On y retrouve les thèmes inhérents au blues. Ainsi, je revisite régulièrement la malchance, les femmes et ce genre de choses (rires). Bien sûr, mes chansons sont aussi empruntes de ce qu’il peut m’arriver dans la vie, au quotidien. De toutes mes expériences, qu’elles soient heureuses ou malheureuses…
En dehors de tes collaborations avec Mike Vernon et Robert Plant, quelles sont les expériences professionnelles qui te laissent les meilleurs souvenirs ?
Je crois que mes meilleurs souvenirs remontent, en fait, à l’époque durant laquelle je jouais avec Robert Plant. Après avoir donné un concert, il nous arrivait de nous retrouver dans un club de blues (comme le Buddy Guy’s Legends à Chicago ou Antone’s à Austin). Nous faisions alors des jams jusqu’au bout de la nuit avec des musiciens américains et c’était vraiment incroyable ! Quelque-soit l’endroit ou les circonstances j’aime toujours le fait de jouer, que ce soit devant deux personnes dans un club ou plusieurs dizaines de milliers dans un stade.

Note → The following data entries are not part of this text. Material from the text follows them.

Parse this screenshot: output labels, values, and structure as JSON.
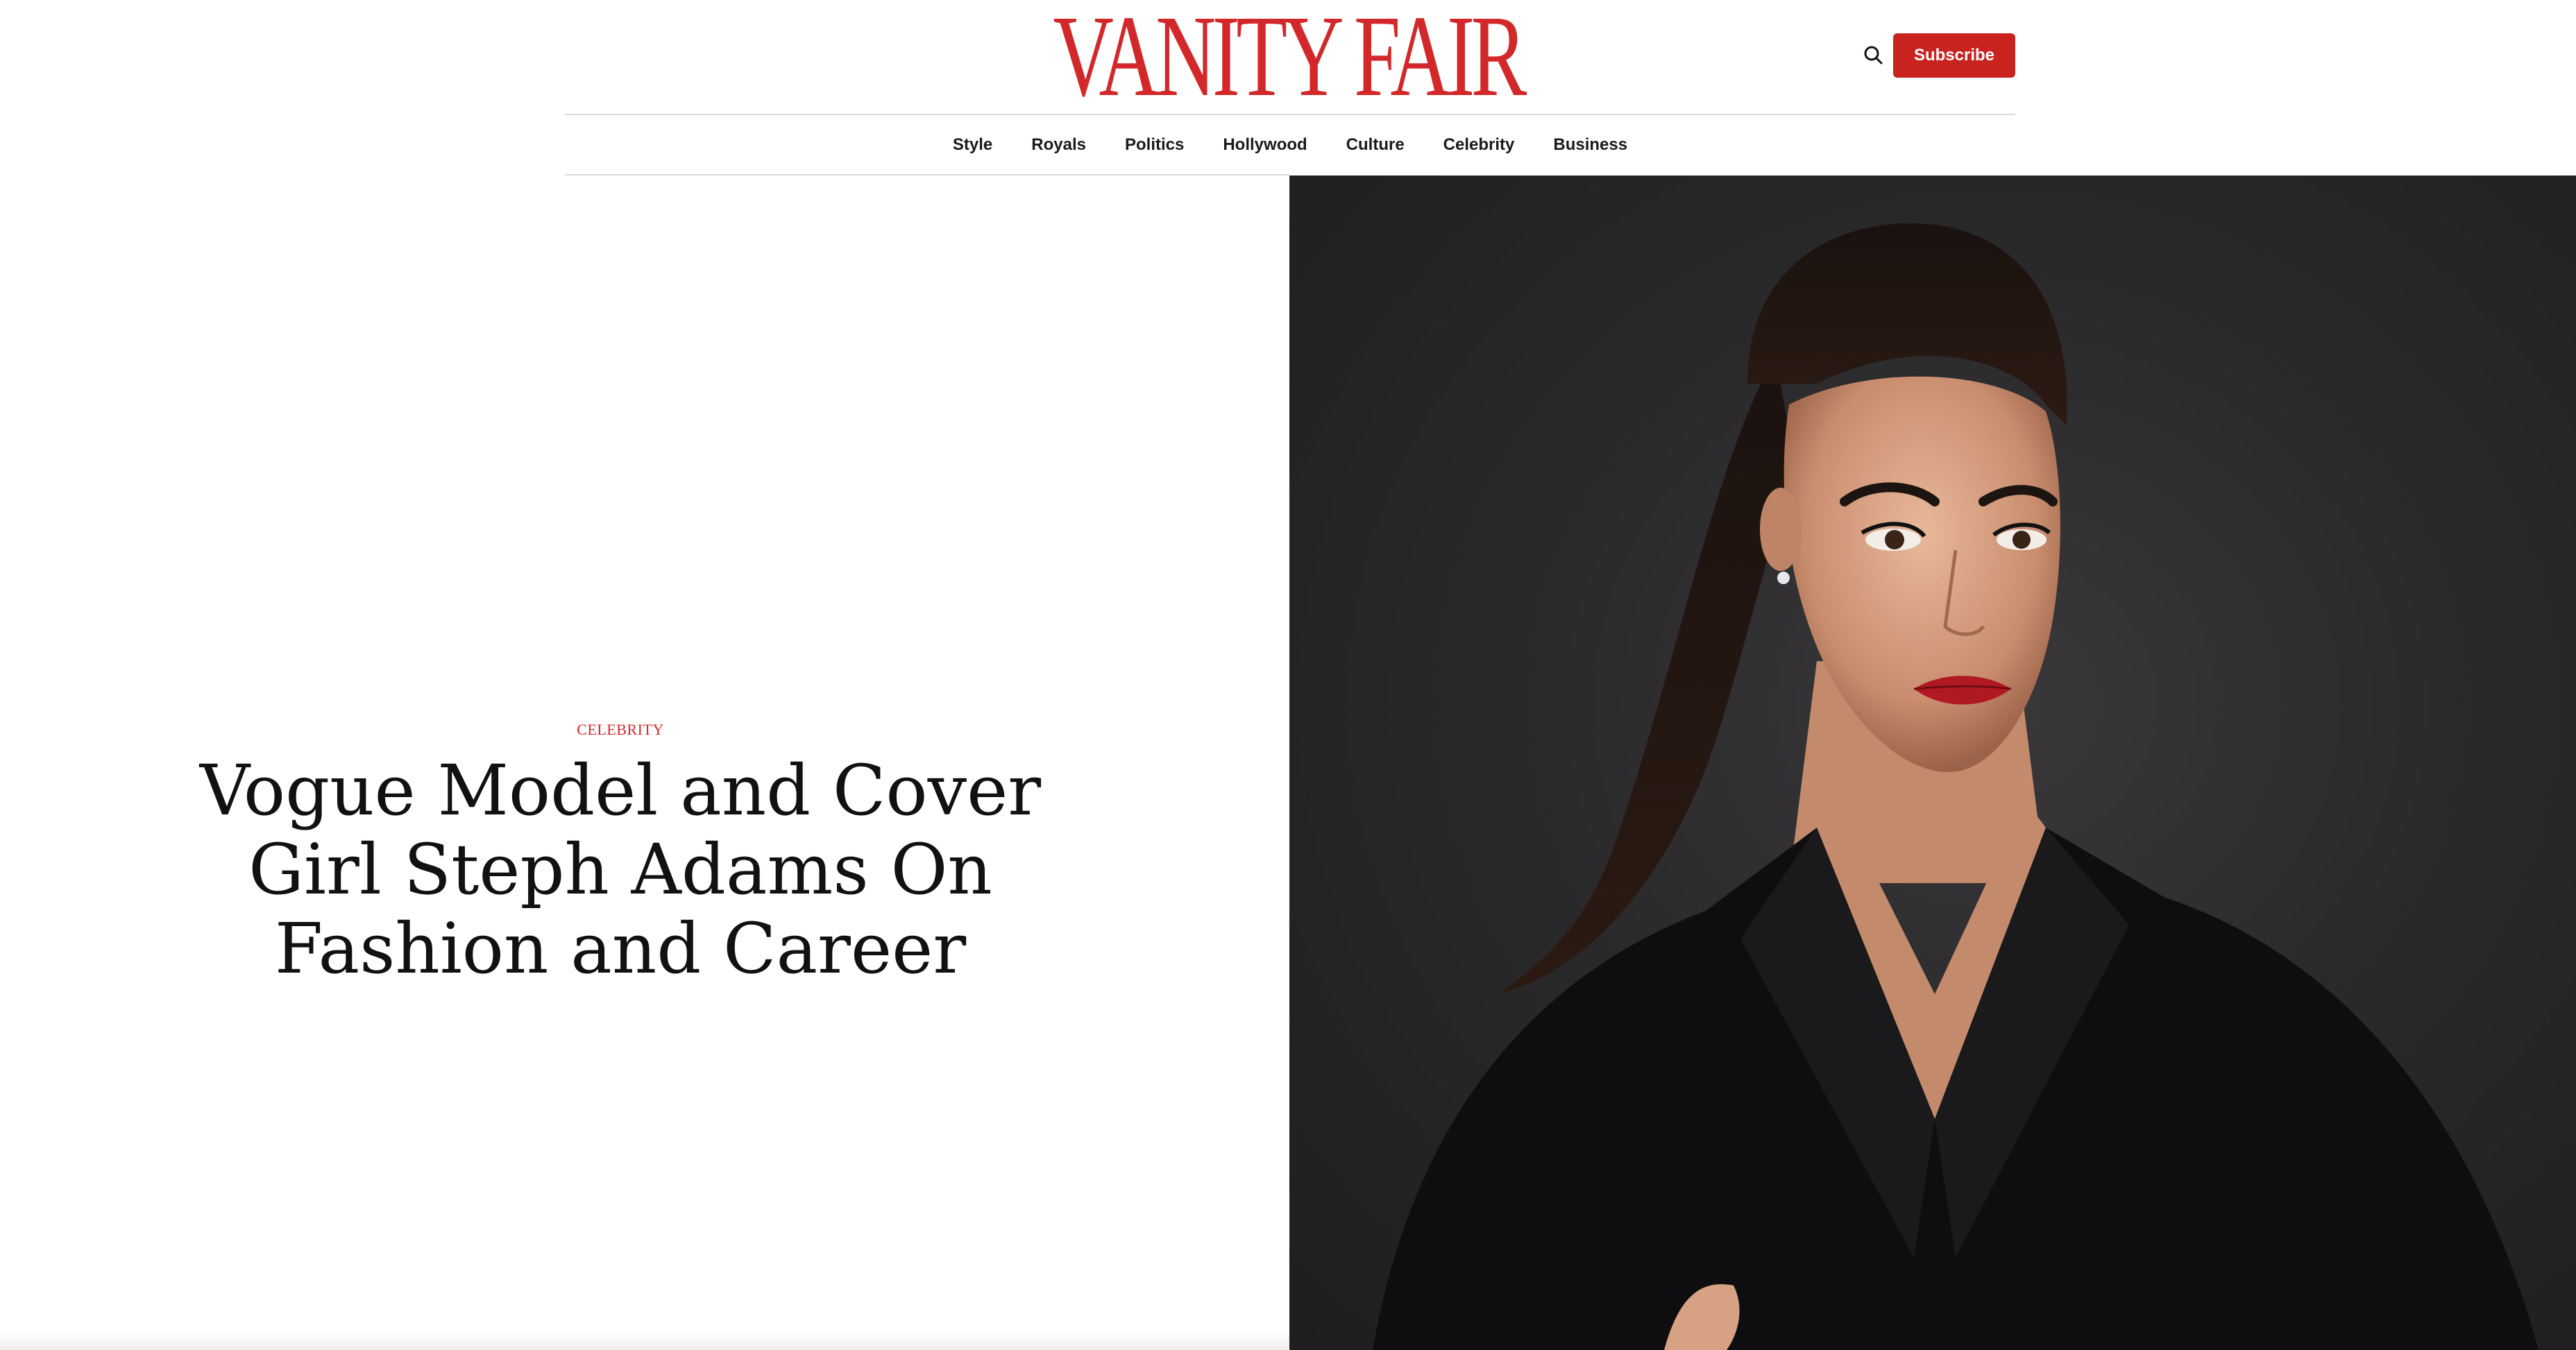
{
  "header": {
    "logo_text": "VANITY FAIR",
    "search_icon": "search-icon",
    "subscribe_label": "Subscribe"
  },
  "nav": {
    "items": [
      {
        "label": "Style"
      },
      {
        "label": "Royals"
      },
      {
        "label": "Politics"
      },
      {
        "label": "Hollywood"
      },
      {
        "label": "Culture"
      },
      {
        "label": "Celebrity"
      },
      {
        "label": "Business"
      }
    ]
  },
  "article": {
    "category": "CELEBRITY",
    "headline": "Vogue Model and Cover Girl Steph Adams On Fashion and Career"
  },
  "colors": {
    "brand_red": "#d3282a",
    "subscribe_red": "#c9231f",
    "photo_background": "#2a292b"
  }
}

C’est ce qui me rend le plus heureux…
Toi qui fréquentes la scène blues des deux côtés de l’Atlantique, estimes-tu qu’il y a beaucoup de différences d’un continent à l’autre ?
Oui, effectivement, je trouve qu’il y en a. D’ailleurs, il suffit de voir les grands noms du blues américain qui se produisent dans le cadre de grandes manifestations en Europe, alors qu’ils jouent davantage dans des petits clubs aux USA. Ces gens aiment venir de ce côté-ci de l’Atlantique car ils y trouvent un meilleur accueil. Pour ma part, je retournerai jouer au Texas au mois de mai prochain. J’apprécie autant le fait de jouer aux USA qu’en Europe. En fait, je vais là où on me paye (rires) !
Maintenant que tu es devenu un véritable leader, pourrais-tu accepter de redevenir session-man ou accompagnateur d’un autre artiste sur scène ?
Oui j’aimerais beaucoup et ce serait formidable ! Etre à la tête de son propre groupe demande une incroyable débauche d’énergie et j’aimerais, de temps en temps, redevenir un sideman.
Dans cette optique, aurais-tu un souhait de collaboration ?
Je reste ouvert à toute suggestion et toute opportunité. Si quelqu’un fait appel à moi, je serai heureux de faire de mon mieux et de jouer de la guitare pour lui. Ce serait cool (rires) !
En dehors de tes futurs concerts aux USA, as-tu des projets à court terme ?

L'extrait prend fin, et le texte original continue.